Ruth Fitzpatrick Celebrates 25 Years as a Loretto Co-member
(Editor’s Note: Information from Mary Hunt, friend of Loretto, and from Ruth’s son, John Fitzpatrick, via Jeannine Gramick)
Mary Hunt writes, “Ruth McDonough Fitzpatrick made a signal contribution through her leadership of the Women’s Ordination Conference (WOC) and participation in the Women-Church Convergence. She led with great enthusiasm and savvy.” Mary Louise Denny recalls that Ruth represented WOC in the 1980s and early 1990s when Mary Louise and Virginia Williams represented the Loretto Women’s Network.
John Fitzpatrick says that the WOC office “started around our dining table.” He continues, “She made clear it was her strong faith and love of the Catholic Church that compelled her to work for its betterment, to include the ordination of women.” She liked to point out that Jesus did not ordain women but neither did he ordain men.
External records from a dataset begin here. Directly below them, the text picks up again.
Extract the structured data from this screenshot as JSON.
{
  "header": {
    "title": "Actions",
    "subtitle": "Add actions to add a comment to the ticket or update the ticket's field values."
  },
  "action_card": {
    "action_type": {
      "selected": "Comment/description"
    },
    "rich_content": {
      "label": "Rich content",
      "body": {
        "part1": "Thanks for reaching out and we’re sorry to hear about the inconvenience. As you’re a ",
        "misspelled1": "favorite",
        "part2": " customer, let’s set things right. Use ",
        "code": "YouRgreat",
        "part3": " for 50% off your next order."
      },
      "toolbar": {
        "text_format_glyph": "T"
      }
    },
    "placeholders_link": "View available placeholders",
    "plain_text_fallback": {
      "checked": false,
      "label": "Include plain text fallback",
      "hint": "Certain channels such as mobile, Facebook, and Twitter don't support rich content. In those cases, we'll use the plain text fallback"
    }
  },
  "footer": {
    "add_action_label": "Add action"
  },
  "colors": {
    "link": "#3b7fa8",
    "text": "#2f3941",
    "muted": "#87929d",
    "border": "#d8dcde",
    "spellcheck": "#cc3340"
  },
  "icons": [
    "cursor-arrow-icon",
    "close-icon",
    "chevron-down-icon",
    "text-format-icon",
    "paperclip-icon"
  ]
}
John says, “Through her words and deeds, she taught her children to speak out against injustice and stand up for what we believe to be morally right. She strongly believed in giving voice to the poor and oppressed.”
She is part of a military family so she lived in several places around the globe. This gave her a “big picture” view of the world. As Hunt says, “She led tours of Rome, the proverbial guide with an umbrella, so she knew the ins and outs of the Vatican and environs, a useful skill for WOC work.”
Vivian Doremus remembers Ruth from Community Group meetings at Vivian’s house. She says, “Cordial and hearty as ever, Ruth was super allergic to cats. Of course, my princely miniature Siamese, Lucky, took this as his cue that he would befriend her.”
Vivian continues that they soon discovered that they were both Army brats and that they “shared many good stories and laughs” over their similar experiences.
Hunt continues, “Ruth’s artistic ability, especially sculpture and painting, gave her great joy. Her keen sense of humor was on display in our annual Halloween ‘pumpkin caper’ when we left painted pumpkins bearing mitres on the wall outside of the United States Conference of Catholic Bishops.
“She is in a nursing home in suburban Virginia at this writing. While she is not her old articulate self, we hope that in this liminal time she knows in some measure how deeply she is held in the heart of Loretto.”